USA gewähren Tausenden weißen Südafrikanern Flüchtlingsstatus

Der radikale Kurswechsel in der US-Asylpolitik unter Präsident Donald Trump schlägt sich zunehmend in konkreten Zahlen nieder. Laut einer aktuellen Statistik des Refugee Admissions Program wurden seit Oktober 4499 Flüchtlinge in die Vereinigten Staaten umgesiedelt – fast alle sind weiße Südafrikaner.

Hintergrund ist ein südafrikanisches Enteignungsgesetz, das Anfang 2025 zu diplomatischen Verwerfungen mit den USA geführt hatte. Es soll während der rassistischen Apartheid (1948-1994) entstandenes Unrecht ausgleichen. Ein Großteil des Farmlands in Südafrika ist bis heute im Besitz der Minderheit europäischer Abstammung.
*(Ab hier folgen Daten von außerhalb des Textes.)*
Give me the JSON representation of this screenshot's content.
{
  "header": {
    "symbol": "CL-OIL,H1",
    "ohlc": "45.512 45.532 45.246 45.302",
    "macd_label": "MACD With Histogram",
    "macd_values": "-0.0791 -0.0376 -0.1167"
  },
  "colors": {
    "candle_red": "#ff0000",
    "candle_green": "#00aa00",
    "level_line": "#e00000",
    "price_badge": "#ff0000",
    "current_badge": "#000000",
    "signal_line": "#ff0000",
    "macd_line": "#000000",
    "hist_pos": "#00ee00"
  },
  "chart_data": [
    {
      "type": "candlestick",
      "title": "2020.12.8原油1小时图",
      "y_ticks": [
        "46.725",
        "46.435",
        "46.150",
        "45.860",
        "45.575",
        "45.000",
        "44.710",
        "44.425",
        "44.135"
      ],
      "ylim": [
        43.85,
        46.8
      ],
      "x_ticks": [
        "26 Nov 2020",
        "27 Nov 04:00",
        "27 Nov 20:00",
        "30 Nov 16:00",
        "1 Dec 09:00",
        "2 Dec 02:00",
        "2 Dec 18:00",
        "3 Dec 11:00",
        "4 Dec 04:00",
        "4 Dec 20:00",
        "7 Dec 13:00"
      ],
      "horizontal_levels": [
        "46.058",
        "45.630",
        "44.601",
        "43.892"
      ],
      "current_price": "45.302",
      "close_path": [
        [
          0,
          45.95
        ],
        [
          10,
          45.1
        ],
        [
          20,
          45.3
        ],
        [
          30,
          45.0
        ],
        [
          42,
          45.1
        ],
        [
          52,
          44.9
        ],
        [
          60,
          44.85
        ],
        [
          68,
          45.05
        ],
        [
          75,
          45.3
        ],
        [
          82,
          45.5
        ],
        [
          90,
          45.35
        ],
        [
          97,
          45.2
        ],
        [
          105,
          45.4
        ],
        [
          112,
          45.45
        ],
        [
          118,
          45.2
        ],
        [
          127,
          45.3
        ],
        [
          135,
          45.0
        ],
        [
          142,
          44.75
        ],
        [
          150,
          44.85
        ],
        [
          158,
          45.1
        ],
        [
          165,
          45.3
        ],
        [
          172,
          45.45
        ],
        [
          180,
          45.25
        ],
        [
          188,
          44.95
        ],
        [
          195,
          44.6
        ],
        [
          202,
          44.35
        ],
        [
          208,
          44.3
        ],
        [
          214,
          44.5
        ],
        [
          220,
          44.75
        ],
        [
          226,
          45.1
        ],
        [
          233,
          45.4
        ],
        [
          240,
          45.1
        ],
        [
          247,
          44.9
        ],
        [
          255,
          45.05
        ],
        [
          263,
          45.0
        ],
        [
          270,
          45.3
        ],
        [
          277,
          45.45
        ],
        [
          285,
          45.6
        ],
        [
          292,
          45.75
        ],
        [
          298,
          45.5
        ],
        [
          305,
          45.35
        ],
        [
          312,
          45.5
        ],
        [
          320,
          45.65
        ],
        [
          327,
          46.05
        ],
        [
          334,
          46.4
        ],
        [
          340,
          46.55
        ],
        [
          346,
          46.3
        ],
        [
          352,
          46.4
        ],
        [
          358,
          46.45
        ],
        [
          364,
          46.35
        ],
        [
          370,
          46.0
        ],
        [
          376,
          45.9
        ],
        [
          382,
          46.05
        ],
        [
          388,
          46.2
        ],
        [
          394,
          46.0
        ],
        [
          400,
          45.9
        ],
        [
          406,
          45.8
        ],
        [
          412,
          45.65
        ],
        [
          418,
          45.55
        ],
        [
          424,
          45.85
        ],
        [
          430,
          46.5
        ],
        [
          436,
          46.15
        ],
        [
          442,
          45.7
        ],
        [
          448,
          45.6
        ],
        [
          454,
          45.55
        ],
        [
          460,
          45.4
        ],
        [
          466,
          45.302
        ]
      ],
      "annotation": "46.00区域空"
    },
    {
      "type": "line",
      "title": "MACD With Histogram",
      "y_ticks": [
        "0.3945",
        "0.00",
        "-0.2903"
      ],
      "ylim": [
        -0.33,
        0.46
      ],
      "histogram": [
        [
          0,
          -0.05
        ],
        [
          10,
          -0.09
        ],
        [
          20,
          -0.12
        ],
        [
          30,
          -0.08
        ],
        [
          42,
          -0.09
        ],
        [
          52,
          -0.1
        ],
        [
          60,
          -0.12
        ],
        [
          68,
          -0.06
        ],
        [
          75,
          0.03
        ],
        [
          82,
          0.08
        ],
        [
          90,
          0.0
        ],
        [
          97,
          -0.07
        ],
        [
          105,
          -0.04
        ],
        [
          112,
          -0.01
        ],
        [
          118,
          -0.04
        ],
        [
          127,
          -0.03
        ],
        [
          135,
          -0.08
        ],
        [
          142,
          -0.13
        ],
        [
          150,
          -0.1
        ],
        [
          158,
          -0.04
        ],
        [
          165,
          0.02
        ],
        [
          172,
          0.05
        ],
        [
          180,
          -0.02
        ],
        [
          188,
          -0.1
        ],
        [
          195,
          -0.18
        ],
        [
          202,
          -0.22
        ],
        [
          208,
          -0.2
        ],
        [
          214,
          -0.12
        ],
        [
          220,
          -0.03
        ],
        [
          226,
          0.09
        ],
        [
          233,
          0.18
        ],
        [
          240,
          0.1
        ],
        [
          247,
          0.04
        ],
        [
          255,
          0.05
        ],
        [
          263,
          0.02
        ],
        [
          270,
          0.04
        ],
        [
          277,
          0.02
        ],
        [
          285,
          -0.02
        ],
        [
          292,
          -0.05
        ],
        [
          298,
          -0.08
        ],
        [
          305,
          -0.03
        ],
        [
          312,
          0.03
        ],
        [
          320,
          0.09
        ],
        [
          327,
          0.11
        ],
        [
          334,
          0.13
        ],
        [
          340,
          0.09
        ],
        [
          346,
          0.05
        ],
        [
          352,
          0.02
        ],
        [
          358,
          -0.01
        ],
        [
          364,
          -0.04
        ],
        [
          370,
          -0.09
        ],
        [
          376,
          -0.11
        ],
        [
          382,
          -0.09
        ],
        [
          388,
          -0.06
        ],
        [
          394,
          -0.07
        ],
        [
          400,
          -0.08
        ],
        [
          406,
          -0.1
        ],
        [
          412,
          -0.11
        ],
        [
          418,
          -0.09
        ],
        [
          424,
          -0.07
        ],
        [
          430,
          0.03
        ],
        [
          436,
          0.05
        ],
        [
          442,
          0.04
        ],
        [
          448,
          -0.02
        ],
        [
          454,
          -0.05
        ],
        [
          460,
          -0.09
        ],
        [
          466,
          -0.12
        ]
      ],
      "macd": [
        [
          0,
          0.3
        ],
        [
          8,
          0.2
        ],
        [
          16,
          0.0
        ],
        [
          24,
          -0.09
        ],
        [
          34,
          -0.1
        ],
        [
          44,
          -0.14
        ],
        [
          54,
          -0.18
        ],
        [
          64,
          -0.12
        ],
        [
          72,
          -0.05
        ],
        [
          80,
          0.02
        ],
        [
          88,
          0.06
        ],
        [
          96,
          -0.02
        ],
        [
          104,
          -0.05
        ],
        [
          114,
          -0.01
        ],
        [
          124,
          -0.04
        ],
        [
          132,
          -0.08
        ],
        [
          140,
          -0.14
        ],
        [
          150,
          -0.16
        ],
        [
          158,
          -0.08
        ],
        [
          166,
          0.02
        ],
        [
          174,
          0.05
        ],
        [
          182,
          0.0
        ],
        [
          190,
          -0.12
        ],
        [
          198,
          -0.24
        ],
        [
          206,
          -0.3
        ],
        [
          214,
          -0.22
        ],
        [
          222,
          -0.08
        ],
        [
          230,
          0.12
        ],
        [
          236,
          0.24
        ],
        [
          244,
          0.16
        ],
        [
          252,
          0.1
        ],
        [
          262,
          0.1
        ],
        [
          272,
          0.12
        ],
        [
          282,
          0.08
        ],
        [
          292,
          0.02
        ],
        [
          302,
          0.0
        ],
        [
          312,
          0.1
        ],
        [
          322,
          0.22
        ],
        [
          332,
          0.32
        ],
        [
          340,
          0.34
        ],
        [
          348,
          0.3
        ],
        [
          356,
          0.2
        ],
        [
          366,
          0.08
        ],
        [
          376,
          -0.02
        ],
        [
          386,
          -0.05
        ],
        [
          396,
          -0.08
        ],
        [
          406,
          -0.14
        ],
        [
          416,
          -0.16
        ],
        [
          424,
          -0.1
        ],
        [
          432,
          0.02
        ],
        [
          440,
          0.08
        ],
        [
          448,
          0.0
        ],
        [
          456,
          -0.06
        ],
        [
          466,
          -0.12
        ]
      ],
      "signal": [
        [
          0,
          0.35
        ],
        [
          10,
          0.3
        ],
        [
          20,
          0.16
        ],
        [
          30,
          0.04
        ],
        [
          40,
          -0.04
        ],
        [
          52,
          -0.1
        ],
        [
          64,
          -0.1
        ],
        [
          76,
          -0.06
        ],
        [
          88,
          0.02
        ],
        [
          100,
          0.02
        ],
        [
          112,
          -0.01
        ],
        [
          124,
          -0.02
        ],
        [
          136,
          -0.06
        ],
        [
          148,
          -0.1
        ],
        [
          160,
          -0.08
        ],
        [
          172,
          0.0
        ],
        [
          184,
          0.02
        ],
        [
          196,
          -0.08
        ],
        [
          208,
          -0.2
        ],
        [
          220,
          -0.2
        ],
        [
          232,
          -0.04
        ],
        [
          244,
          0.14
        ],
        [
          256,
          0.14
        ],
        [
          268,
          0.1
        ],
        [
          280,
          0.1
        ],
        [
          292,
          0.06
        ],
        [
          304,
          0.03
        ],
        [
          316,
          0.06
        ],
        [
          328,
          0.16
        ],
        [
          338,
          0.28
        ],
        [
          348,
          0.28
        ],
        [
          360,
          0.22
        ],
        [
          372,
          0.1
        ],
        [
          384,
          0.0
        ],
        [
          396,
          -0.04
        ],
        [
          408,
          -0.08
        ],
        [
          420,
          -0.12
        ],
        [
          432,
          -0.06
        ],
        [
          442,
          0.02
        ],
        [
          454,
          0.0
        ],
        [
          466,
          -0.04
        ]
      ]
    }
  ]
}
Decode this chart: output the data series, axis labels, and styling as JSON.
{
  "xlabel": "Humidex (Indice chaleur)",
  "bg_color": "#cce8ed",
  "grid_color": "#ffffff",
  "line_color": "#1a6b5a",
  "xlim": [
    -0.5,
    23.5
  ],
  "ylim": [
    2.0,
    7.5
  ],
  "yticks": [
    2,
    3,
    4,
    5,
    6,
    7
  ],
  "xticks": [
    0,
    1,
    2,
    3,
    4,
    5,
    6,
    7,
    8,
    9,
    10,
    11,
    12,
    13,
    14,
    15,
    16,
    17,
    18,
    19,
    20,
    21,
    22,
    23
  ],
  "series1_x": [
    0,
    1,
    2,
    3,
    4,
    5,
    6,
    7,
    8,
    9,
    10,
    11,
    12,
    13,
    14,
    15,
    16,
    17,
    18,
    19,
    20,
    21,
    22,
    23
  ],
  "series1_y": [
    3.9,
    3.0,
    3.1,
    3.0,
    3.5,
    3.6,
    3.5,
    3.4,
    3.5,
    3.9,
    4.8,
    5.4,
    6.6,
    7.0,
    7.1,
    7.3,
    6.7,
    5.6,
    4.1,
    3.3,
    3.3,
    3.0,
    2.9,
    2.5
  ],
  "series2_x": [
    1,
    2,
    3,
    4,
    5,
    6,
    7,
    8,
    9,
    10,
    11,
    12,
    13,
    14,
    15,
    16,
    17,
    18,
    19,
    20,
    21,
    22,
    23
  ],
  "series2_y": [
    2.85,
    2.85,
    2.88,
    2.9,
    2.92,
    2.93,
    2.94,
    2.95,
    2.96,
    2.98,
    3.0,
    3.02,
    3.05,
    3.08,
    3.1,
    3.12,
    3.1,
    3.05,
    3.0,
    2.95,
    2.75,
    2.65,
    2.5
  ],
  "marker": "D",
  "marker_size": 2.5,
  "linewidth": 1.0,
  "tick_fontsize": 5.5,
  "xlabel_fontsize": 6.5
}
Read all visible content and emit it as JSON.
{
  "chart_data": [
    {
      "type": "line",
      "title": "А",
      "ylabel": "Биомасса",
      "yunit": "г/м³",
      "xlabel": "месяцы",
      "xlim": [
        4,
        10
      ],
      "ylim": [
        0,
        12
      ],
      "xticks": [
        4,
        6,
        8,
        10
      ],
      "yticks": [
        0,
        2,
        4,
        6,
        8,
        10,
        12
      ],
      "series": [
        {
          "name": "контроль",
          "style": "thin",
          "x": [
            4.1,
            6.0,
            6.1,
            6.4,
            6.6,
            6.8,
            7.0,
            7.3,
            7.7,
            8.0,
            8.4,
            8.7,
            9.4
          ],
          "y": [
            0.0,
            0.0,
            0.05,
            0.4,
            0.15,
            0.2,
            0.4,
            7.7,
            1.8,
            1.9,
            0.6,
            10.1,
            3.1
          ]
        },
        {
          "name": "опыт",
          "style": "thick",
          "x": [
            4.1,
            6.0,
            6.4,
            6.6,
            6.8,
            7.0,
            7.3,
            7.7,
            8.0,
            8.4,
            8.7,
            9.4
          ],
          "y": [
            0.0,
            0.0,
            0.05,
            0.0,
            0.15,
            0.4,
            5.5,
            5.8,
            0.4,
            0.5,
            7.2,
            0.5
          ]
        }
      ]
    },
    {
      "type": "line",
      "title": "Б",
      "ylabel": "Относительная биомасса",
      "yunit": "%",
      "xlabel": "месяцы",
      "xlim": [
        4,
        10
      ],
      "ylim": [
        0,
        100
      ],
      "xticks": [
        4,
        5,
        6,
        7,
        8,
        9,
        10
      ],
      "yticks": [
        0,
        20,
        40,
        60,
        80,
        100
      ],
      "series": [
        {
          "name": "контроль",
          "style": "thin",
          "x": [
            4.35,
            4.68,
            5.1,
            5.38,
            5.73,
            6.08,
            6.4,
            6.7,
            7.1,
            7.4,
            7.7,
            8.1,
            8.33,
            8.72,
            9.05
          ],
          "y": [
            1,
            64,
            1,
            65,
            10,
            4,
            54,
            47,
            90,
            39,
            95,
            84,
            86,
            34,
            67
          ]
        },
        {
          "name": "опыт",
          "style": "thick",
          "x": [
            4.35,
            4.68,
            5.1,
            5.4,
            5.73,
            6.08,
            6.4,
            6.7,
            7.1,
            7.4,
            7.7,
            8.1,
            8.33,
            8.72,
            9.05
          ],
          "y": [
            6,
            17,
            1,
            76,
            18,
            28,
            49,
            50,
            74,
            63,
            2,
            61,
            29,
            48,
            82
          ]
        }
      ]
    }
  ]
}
Behörden dürfen laut dem neuen Gesetz – unter bestimmten Umständen – Land enteignen.

Aufnahme insgesamt deutlich zurückgefahren

Aus Protest stoppte die Trump-Regierung, die das Vorgehen als „ungerecht und unmoralisch“ kritisierte, sämtliche Hilfszahlungen an Südafrika. Zudem bot sie den von Enteignung bedrohten Personen Flüchtlingsschutz in den USA an. Wie die aktuellen Zahlen zeigen, machten in den vergangenen Monaten Tausende Menschen davon Gebrauch.

Insgesamt wurde das 1980 eingerichtete Refugee Admissions Program der USA unter Trump indes deutlich zurückgefahren. Als neue Obergrenze ist eine Aufnahme von lediglich 7500 Personen pro Jahr vorgesehen. Zum Vergleich: Während der Amtszeit von Trump-Vorgänger Joe Biden sah das Programm unter Mithilfe mehrerer Hilfsorganisationen jährlich bis zu 125.000 Plätze vor.